Accelerated Life Testing: To compress the effects of years of operation into a months-long, laboratory-controlled simulation, sample meters can be exposed to stress factors such as elevated temperatures, frequent power surges, and power outages. Engineers can also introduce other factors such as sun exposure, moisture, vibration, and unusual loads or operating conditions that may be characteristic of the fleet's location or observed in previous field failures.

Statistical Analysis: Exponent's consultants can also perform statistical analysis of historical data provided by the utility. These data can include electric meter characteristics, installation dates, removal dates, and possible removal reasons. 

Data Visualization and Survival Analysis: Using tools including Kaplan-Meier curves and Weibull survival models, engineers can integrate and analyze data from all these sources and estimate future failure rates. This granular and graphical reporting provides clear support for comparing failure rates across different meter vendors and defending a utility's predictions about reliability, intrinsic wear-out phase, lifespan, and estimated meter replacement quantity. At the same time, the results of these analytical models must be evaluated and refined using engineering assessments, considering factors such as operating environment conditions, known component failure modes, laboratory examinations and testing of failed units, and accelerated life testing. 

Armed with these analyses, utilities can better understand and more clearly report the real-world performance of the various meters in their fleet, backing replacement strategies with data to make them more accurate and justifiable.

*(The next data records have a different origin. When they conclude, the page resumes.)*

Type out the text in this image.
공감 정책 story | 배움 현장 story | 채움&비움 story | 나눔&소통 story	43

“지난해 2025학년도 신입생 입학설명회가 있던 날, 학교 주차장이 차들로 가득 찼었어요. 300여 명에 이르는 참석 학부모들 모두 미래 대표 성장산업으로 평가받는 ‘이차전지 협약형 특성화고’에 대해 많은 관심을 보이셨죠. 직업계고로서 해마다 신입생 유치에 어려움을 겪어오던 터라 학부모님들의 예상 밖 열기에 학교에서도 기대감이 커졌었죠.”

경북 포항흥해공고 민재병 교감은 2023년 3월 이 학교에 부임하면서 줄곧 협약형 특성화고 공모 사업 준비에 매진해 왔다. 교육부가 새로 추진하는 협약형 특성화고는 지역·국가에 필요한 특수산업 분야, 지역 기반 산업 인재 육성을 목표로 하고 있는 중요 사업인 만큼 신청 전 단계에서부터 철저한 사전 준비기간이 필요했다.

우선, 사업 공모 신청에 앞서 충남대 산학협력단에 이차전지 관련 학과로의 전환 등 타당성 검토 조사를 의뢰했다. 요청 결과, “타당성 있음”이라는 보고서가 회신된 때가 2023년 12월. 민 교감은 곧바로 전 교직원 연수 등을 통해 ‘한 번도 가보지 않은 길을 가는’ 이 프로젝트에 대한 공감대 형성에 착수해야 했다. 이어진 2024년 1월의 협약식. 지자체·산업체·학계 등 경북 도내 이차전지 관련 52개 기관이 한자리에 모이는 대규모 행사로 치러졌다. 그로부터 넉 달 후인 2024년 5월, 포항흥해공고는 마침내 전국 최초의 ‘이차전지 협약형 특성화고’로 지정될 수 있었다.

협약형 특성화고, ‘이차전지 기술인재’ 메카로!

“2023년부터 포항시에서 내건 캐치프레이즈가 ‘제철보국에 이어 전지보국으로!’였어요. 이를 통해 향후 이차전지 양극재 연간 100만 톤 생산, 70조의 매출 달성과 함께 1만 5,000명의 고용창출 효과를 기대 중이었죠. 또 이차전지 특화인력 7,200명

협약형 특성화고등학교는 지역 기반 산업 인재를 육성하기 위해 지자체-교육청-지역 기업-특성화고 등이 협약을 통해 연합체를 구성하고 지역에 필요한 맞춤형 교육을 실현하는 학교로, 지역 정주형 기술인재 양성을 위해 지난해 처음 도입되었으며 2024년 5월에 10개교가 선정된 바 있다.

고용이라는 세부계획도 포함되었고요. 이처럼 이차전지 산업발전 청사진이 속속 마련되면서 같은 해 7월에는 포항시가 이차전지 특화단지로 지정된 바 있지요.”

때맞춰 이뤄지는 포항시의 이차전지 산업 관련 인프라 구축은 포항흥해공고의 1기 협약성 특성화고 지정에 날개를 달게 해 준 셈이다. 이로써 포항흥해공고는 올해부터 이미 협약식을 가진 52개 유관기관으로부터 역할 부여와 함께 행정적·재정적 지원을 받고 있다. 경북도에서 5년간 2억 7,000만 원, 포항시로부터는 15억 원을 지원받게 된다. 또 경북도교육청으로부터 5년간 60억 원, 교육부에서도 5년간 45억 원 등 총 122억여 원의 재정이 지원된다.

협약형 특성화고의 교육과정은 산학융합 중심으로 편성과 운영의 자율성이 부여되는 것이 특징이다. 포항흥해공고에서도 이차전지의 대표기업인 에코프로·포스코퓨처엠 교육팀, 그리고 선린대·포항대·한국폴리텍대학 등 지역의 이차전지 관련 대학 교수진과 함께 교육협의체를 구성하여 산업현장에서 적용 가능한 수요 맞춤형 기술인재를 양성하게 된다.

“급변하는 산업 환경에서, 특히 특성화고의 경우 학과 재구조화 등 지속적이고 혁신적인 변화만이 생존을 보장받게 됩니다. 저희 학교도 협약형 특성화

Capital planning and program management 

Once a study has been presented to regulators and funding for AMI 2.0 modernization has been approved, the next phase involves the utility planning how to implement the asset replacement program. Establishing a dedicated AMI 2.0 Program Management Office (PMO) with the authority, tools, and resources necessary to oversee a multi-year, multi-vendor transformation reduces risk, value delivery, improves cost recovery, and helps ensure that AMI 2.0 delivers the full value promised to customers and regulators.

An AMI 2.0 PMO can provide strategic guidance, improve project planning and execution, reduce deployment time through coordinated scheduling, optimize vendor performance through management and oversight, track budget and prevent overruns, improves benefits projections and value delivery, improve cost recovery efforts by enabling more accurate and informed regulatory reporting, reduce deployment rework (field errors, integration failures), ensure AMI data enables analytics, time-of-use rates, and distributed energy resources (DER) integration, strengthen cybersecurity controls, and create repeatable processes for future upgrades (AMI 3.0, sensors, IoT). A strong PMO can even help with environmental considerations for repurposing, recycling, or disposing of e-waste.